Nie tylko T-90. Rosyjska armia zasilona nową partią BMP-3 i BMD-4M
Rosyjskie siły w Ukrainie otrzymały nową dostawę bojowych wozów piechoty BMD-4M oraz BMP-3 wyposażonych w dodatkowe wyposażenie ochronne, jak systemy kamuflażu Nakidka.
Dopiero co pisaliśmy, że zakłady Uralwagonzawod wspólnie z rosyjską armią zorganizowały kolejny wielki koncert z okazji wyprodukowania i wysłania do Ukrainy nowiutkich T-90M Proryw-3. Ale "cudowne czołgi Putina", które w boju nie okazały się wcale takie cudowne (nie lubią ich nawet rosyjscy żołnierze, zarzucając im choćby brak klimatyzacji, bez której już niebawem będą się w nich dosłownie gotować), to dopiero początek nowych dostaw.

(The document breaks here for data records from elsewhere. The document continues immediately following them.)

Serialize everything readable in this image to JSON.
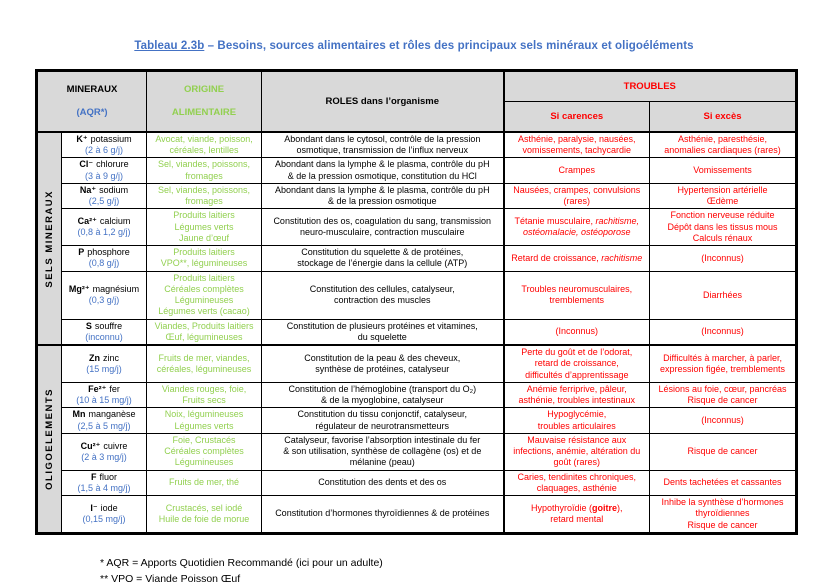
{
  "title": {
    "ref": "Tableau 2.3b",
    "text": " – Besoins, sources alimentaires et rôles des principaux sels minéraux et oligoéléments"
  },
  "header": {
    "minerals_line1": "MINERAUX",
    "minerals_line2": "(AQR*)",
    "origin_line1": "ORIGINE",
    "origin_line2": "ALIMENTAIRE",
    "roles": "ROLES dans l’organisme",
    "troubles": "TROUBLES",
    "deficiency": "Si carences",
    "excess": "Si excès"
  },
  "colors": {
    "accent_blue": "#4472C4",
    "origin_green": "#92D050",
    "trouble_red": "#FF0000",
    "header_gray": "#d9d9d9"
  },
  "sections": [
    {
      "label": "SELS MINERAUX",
      "rows": [
        {
          "symbol": "K⁺",
          "name": "potassium",
          "aqr": "(2 à 6 g/j)",
          "origin": "Avocat, viande, poisson,\ncéréales, lentilles",
          "role": "Abondant dans le cytosol, contrôle de la pression\nosmotique, transmission de l’influx nerveux",
          "deficiency": "Asthénie, paralysie, nausées,\nvomissements, tachycardie",
          "excess": "Asthénie, paresthésie,\nanomalies cardiaques (rares)"
        },
        {
          "symbol": "Cl⁻",
          "name": "chlorure",
          "aqr": "(3 à 9 g/j)",
          "origin": "Sel, viandes, poissons,\nfromages",
          "role": "Abondant dans la lymphe & le plasma, contrôle du pH\n& de la pression osmotique, constitution du HCl",
          "deficiency": "Crampes",
          "excess": "Vomissements"
        },
        {
          "symbol": "Na⁺",
          "name": "sodium",
          "aqr": "(2,5 g/j)",
          "origin": "Sel, viandes, poissons,\nfromages",
          "role": "Abondant dans la lymphe & le plasma, contrôle du pH\n& de la pression osmotique",
          "deficiency": "Nausées, crampes, convulsions\n(rares)",
          "excess": "Hypertension artérielle\nŒdème"
        },
        {
          "symbol": "Ca²⁺",
          "name": "calcium",
          "aqr": "(0,8 à 1,2 g/j)",
          "origin": "Produits laitiers\nLégumes verts\nJaune d’œuf",
          "role": "Constitution des os, coagulation du sang, transmission\nneuro-musculaire, contraction musculaire",
          "deficiency": [
            {
              "t": "Tétanie musculaire, "
            },
            {
              "t": "rachitisme,\nostéomalacie, ostéoporose",
              "i": true
            }
          ],
          "excess": "Fonction nerveuse réduite\nDépôt dans les tissus mous\nCalculs rénaux"
        },
        {
          "symbol": "P",
          "name": "phosphore",
          "aqr": "(0,8 g/j)",
          "origin": "Produits laitiers\nVPO**, légumineuses",
          "role": "Constitution du squelette & de protéines,\nstockage de l’énergie dans la cellule (ATP)",
          "deficiency": [
            {
              "t": "Retard de croissance, "
            },
            {
              "t": "rachitisme",
              "i": true
            }
          ],
          "excess": "(Inconnus)"
        },
        {
          "symbol": "Mg²⁺",
          "name": "magnésium",
          "aqr": "(0,3 g/j)",
          "origin": "Produits laitiers\nCéréales complètes\nLégumineuses\nLégumes verts (cacao)",
          "role": "Constitution des cellules, catalyseur,\ncontraction des muscles",
          "deficiency": "Troubles neuromusculaires,\ntremblements",
          "excess": "Diarrhées"
        },
        {
          "symbol": "S",
          "name": "souffre",
          "aqr": "(inconnu)",
          "origin": "Viandes, Produits laitiers\nŒuf, légumineuses",
          "role": "Constitution de plusieurs protéines et vitamines,\ndu squelette",
          "deficiency": "(Inconnus)",
          "excess": "(Inconnus)"
        }
      ]
    },
    {
      "label": "OLIGOELEMENTS",
      "rows": [
        {
          "symbol": "Zn",
          "name": "zinc",
          "aqr": "(15 mg/j)",
          "origin": "Fruits de mer, viandes,\ncéréales, légumineuses",
          "role": "Constitution de la peau & des cheveux,\nsynthèse de protéines, catalyseur",
          "deficiency": "Perte du goût et de l’odorat,\nretard de croissance,\ndifficultés d’apprentissage",
          "excess": "Difficultés à marcher, à parler,\nexpression figée, tremblements"
        },
        {
          "symbol": "Fe²⁺",
          "name": "fer",
          "aqr": "(10 à 15 mg/j)",
          "origin": "Viandes rouges, foie,\nFruits secs",
          "role": "Constitution de l’hémoglobine (transport du O₂)\n& de la myoglobine, catalyseur",
          "deficiency": "Anémie ferriprive, pâleur,\nasthénie, troubles intestinaux",
          "excess": "Lésions au foie, cœur, pancréas\nRisque de cancer"
        },
        {
          "symbol": "Mn",
          "name": "manganèse",
          "aqr": "(2,5 à 5 mg/j)",
          "origin": "Noix, légumineuses\nLégumes verts",
          "role": "Constitution du tissu conjonctif, catalyseur,\nrégulateur de neurotransmetteurs",
          "deficiency": "Hypoglycémie,\ntroubles articulaires",
          "excess": "(Inconnus)"
        },
        {
          "symbol": "Cu²⁺",
          "name": "cuivre",
          "aqr": "(2 à 3 mg/j)",
          "origin": "Foie, Crustacés\nCéréales complètes\nLégumineuses",
          "role": "Catalyseur, favorise l’absorption intestinale du fer\n& son utilisation, synthèse de collagène (os) et de\nmélanine (peau)",
          "deficiency": "Mauvaise résistance aux\ninfections, anémie, altération du\ngoût (rares)",
          "excess": "Risque de cancer"
        },
        {
          "symbol": "F",
          "name": "fluor",
          "aqr": "(1,5 à 4 mg/j)",
          "origin": "Fruits de mer, thé",
          "role": "Constitution des dents et des os",
          "deficiency": "Caries, tendinites chroniques,\nclaquages, asthénie",
          "excess": "Dents tachetées et cassantes"
        },
        {
          "symbol": "I⁻",
          "name": "iode",
          "aqr": "(0,15 mg/j)",
          "origin": "Crustacés, sel iodé\nHuile de foie de morue",
          "role": "Constitution d’hormones thyroïdiennes & de protéines",
          "deficiency": [
            {
              "t": "Hypothyroïdie ("
            },
            {
              "t": "goitre",
              "b": true
            },
            {
              "t": "),\nretard mental"
            }
          ],
          "excess": "Inhibe la synthèse d’hormones\nthyroïdiennes\nRisque de cancer"
        }
      ]
    }
  ],
  "footnotes": [
    "* AQR = Apports Quotidien Recommandé (ici pour un adulte)",
    "** VPO = Viande Poisson Œuf"
  ]
}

Dziś docierają do nas bowiem informacje od państwowej rosyjskiej korporacji Rostec sugerujące, że do Ukrainy dotarł także transport wozów BMP-3 i BMD-4M (to druga ujawniona dostawa pojazdów BMP-3 w tym roku i pierwsza dostawa BMD-4M). Kurganmaszzawod (KMZ), czyli firma dostarczająca te jednostki, oświadczyła, że dostawa została zrealizowana przed planowanym terminem.
Podobnie jak w przypadku T-90, nie padają tu żadne konkretne informacje na temat liczby jednostek, ale przy tych pierwszych mieliśmy do czynienia z największym transportem w ostatnich dwóch miesiącach, co może być pewną wskazówką. Od pewnego czasu mówi się zresztą, że rosyjski przemysł przestawiony w wojenny tryb działania coraz skuteczniej radzi sobie z uzupełnianiem strat.
Warto też dodać, że źródła ukraińskie informowały kilka tygodni temu, że Kurgańskie Zakłady Produkcji Maszyn były zagrożone regionalną katastrofą. W związku z nieoczekiwanym zrzutem wody z sąsiednich zbiorników, który spowodował powodzie na pograniczu Rosji i Kazachstanu, pojawiło się ryzyko wyłączenia lokalnej elektrowni - wydaje się jednak, że ostatecznie nic takiego nie miało miejsca i zakład utrzymuje normalną działalność.